Выбрать главу

И вот маленький шмель, не сумевший слиться со мной в нерасторжимое целое, не понявший меня, хоть и безмерно довольный нашей встречей, принялся за свою смертоносную работу. Он стал делать то, чего не делал никогда раньше: отравлять меня, вонзая свое жало повсюду — в развилку корней, в стебли, в черенки оставшихся листьев, даже в верхушку, — и делал это с похвальным усердием, видимо желая продлить нашу близость на возможно более долгий срок.

— Как хорошо! — шептал я. — Продолжай!

Иногда, устав от этих трудов, он садился на то, что от меня осталось, и печально жужжал, быть может непроизвольно оплакивая недавнее прошлое, случайности и заблуждения, соединившие нас.

Я сумел все-таки обособиться от почвы, выделяя клейкую жидкость; после этого я превратился в едва различимый темный остов.

— Сенапо! — то и дело окликали меня с цветущих склонов, но я, поглощенный саморазрушением, словно бы не слышал этих голосов.

Иррумино улетел, потом вернулся с целой стайкой своих родичей, и все они с жужжанием стали носиться вокруг меня.

Появилось нечто новое: я перестал ощущать собственный временной ритм; и мне казалось, что цветы, пчелы, воздух, зной — лишь пустые, бессмысленные явления.

— Что со мной? — спрашивал я.

Тем временем начали опадать листья, они слетали легко, ложились на землю или без устали крутились в овраге.

Как я уже говорил, я, судя по всему, больше не чувствовал ни удовлетворения, ни недовольства, а только бесстрастно преломлял световые лучи да следил за центробежными процессами, происходившими внутри меня.

Тому, кто смотрел на меня со стороны, могло показаться, что я становлюсь все меньше и меньше: почти не оставалось уже тычинок, лепестков, бутонов. Но при этом я чувствовал, как разрастаюсь в каком-то другом гравитационном поле, в каком-то другом измерении. Что-то нарастало у меня внутри; думаю, то была просто-напросто деформация занимаемого мной пространства.

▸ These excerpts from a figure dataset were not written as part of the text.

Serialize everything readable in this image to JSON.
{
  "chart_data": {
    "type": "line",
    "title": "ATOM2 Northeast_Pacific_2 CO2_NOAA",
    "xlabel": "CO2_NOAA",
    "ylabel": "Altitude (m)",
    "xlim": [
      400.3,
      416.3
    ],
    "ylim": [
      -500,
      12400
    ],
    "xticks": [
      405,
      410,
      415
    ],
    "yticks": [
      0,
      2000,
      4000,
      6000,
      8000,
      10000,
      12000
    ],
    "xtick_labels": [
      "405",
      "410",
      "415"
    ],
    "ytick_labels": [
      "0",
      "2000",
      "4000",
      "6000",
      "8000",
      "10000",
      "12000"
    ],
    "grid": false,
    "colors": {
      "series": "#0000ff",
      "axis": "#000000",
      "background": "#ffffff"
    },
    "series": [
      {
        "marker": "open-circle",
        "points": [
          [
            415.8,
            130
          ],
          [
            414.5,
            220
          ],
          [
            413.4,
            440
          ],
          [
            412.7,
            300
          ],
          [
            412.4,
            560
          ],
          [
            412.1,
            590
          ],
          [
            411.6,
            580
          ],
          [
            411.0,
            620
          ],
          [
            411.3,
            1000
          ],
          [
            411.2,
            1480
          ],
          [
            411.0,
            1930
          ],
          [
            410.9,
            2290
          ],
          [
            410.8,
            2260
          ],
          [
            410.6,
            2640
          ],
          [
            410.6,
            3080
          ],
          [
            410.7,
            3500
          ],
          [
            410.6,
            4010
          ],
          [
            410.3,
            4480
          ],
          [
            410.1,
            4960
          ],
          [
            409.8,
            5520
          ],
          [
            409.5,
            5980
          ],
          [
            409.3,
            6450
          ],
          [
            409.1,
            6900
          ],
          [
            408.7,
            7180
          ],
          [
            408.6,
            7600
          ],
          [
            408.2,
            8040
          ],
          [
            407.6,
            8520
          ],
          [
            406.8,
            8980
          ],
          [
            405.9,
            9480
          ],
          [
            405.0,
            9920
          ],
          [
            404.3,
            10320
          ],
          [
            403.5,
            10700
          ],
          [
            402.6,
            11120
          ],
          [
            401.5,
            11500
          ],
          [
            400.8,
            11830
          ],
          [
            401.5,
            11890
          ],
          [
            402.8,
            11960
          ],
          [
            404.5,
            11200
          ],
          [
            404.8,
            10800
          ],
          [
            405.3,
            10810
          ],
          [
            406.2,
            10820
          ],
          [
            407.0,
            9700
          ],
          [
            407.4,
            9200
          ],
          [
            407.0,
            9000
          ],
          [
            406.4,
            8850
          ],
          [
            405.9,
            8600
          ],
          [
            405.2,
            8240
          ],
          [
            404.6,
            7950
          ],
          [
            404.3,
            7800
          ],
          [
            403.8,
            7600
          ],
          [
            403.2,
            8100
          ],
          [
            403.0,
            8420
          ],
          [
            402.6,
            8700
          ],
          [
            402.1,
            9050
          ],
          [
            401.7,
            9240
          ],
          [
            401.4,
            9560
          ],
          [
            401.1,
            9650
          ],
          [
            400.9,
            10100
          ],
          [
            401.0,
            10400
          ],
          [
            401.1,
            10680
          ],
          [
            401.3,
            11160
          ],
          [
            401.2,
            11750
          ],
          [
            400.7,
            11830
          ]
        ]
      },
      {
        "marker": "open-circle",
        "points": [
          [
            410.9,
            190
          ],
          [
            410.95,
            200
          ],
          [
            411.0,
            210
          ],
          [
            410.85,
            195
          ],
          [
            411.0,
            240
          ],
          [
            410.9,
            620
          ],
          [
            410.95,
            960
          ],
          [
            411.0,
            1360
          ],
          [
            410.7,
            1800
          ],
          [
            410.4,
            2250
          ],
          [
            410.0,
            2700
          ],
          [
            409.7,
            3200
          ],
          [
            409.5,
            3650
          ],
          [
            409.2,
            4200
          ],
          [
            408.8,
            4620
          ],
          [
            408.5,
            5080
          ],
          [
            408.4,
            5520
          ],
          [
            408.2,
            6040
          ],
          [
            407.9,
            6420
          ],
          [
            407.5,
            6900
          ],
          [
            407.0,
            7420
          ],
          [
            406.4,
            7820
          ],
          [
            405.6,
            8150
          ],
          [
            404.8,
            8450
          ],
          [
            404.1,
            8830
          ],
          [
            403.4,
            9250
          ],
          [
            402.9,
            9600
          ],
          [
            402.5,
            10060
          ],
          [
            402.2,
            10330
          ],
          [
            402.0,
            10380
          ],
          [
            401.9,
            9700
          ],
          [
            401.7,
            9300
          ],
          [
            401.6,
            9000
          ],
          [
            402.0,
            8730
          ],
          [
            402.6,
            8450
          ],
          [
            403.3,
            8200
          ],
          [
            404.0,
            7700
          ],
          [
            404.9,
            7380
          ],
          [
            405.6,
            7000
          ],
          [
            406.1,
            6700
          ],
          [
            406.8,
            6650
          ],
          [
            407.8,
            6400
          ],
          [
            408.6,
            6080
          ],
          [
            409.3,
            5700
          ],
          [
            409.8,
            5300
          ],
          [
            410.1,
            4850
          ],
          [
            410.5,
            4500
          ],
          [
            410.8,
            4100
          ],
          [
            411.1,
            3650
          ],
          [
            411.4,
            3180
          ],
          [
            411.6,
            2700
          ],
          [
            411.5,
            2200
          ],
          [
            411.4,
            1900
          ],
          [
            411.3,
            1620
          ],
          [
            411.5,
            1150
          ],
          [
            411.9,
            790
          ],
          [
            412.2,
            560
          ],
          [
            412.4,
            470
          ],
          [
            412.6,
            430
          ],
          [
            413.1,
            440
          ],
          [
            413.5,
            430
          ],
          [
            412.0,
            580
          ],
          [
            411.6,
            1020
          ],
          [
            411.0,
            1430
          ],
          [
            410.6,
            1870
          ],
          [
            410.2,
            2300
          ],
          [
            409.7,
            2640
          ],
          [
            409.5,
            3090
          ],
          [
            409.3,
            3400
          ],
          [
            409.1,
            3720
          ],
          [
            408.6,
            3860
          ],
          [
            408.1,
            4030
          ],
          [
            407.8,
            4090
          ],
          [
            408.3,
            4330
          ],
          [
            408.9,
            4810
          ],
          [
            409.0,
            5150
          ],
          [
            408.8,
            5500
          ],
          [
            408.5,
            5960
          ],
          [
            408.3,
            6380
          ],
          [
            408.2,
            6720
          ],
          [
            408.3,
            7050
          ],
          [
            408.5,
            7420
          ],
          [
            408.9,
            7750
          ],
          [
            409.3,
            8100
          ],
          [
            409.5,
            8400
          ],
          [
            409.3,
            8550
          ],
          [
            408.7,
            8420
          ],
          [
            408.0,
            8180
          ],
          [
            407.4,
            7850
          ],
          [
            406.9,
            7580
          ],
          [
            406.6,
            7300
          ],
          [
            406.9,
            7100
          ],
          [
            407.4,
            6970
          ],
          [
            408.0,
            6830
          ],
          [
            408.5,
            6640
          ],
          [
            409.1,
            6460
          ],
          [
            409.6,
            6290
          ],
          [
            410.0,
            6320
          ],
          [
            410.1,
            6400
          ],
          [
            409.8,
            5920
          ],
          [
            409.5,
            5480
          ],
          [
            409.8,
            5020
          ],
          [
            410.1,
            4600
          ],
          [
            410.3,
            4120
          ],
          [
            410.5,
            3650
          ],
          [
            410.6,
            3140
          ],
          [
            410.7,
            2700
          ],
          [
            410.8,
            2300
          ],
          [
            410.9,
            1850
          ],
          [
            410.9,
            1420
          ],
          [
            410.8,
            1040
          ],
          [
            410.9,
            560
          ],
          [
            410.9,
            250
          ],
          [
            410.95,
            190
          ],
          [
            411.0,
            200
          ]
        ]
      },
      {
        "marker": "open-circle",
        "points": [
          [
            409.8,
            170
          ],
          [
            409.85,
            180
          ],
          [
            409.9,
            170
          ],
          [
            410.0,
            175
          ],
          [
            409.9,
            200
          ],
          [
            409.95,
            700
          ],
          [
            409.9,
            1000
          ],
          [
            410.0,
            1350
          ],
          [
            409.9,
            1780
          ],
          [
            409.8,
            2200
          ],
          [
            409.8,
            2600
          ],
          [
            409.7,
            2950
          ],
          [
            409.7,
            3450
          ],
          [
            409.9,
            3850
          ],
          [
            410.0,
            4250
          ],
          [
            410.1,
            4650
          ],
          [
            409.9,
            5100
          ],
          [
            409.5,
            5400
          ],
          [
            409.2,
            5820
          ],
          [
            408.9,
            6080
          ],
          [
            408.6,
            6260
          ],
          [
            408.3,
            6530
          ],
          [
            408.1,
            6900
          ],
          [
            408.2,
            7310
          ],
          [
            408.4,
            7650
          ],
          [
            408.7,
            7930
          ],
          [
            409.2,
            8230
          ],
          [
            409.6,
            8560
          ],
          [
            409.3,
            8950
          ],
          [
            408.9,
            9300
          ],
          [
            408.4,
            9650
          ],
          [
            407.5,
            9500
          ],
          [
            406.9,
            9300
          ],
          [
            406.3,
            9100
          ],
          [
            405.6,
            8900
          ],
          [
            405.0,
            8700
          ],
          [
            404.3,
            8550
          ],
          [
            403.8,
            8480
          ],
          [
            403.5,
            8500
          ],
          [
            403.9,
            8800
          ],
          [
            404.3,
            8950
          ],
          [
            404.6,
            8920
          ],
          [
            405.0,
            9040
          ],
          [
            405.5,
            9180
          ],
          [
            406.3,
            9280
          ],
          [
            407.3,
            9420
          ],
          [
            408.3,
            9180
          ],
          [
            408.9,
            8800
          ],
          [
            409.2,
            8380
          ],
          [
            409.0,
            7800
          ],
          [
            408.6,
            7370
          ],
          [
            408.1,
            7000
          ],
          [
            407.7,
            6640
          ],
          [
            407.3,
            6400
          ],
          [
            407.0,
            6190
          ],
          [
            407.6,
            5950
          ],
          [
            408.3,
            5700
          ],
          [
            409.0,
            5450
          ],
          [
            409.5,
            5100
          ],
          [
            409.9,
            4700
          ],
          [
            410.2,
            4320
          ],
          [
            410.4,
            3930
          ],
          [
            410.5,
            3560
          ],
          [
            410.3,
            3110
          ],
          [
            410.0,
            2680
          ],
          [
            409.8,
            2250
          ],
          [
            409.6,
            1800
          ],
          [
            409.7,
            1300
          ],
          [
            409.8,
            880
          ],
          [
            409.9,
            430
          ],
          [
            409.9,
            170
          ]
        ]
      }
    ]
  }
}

Но остальные видели только убогий остов растения, вянущие стебли, опадающие листья.

Я почти ничего не видел, из внешнего мира до меня лишь изредка доходили световые волны, но я не замечал их, я презирал этот знойный, без единого дуновения, воздух, эти густые заросли трав и кустарников и даже собственное поразительное превращение, которое ощущал одновременно во всех частях тела.

От Иррумино в моей памяти остались не веселое жужжание, не стремительные перелеты от меня и ко мне, а лишь еле видный цветной зигзаг или колыхание воздуха в моем родном овраге. До меня доносился какой-то рокот — то ли он шел от Иррумино, то ли от других, — и я не могу с уверенностью сказать, была ли то музыка, или какое-то странное звяканье, или треск; помню только невнятные, едва различимые звуки:

— Necmihiconsuetosamplexunutritamores… amores, Senapenecnostradulcisinauresonat…[1]

Словом, это был нежно-заунывно-трескучий погребальный плач, то смолкавший, то звучавший вновь, но я был слишком поглощен созданием собственной исключительной структуры, могущей опрокинуть прошлое и связи, на которых оно держалось, и не мог внимательно вслушиваться в эту мелодию.

Правда, в какую-то минуту возник страх утратить истины, обретенные в эти годы, и тогда я признал всякую вещь обманом и подумал, что Иррумино для меня был лишь чистым понятием в бесплодной погоне за знанием.

Не знаю, как удалось мне обнаружить струйку воды меж двух расселин в камне, можно было напиться, но я отвел от нее последние уцелевшие корни, отторгнув навсегда прекрасное обличье растения, присущее мне прежде.

Ромашка и остальные — чем были они теперь? Безмерно далеким, в пятнах светотени переплетением каких-то линий.

Помню только, что некая колючка вздумала прийти мне на помощь (правда, под впечатлением общей беды) со своего уступа на гребне скалы. Она захотела утолить мою жажду. Невероятно, да? Воодушевленная этой благородной целью, она молниеносно взрывала шершавые коробочки плодов, разбрасывая семена и брызги жидкости, часть которых долетала до меня.

— Давай-давай, — сумел выговорить я.

Потом я понял, что ей нужно было главным образом воспроизвести себя на большом расстоянии и вряд ли я так уж занимал ее в эти трудные дни, ведь, живя там, на вершине скалы, она, наверно, считала себя хозяйкой всей долины.

И вот мне остались лишь снопы лучей, отбрасываемые выступами и провалами, преградами и прогалинами, да певучие волны, набегавшие одна на другую. Под конец я слышал непрерывный поток звуков, мое ослабевшее внимание бесчисленное множество раз подхватывало и теряло его. Раскаленный зноем воздух — и эта вековечная, застывшая песнь.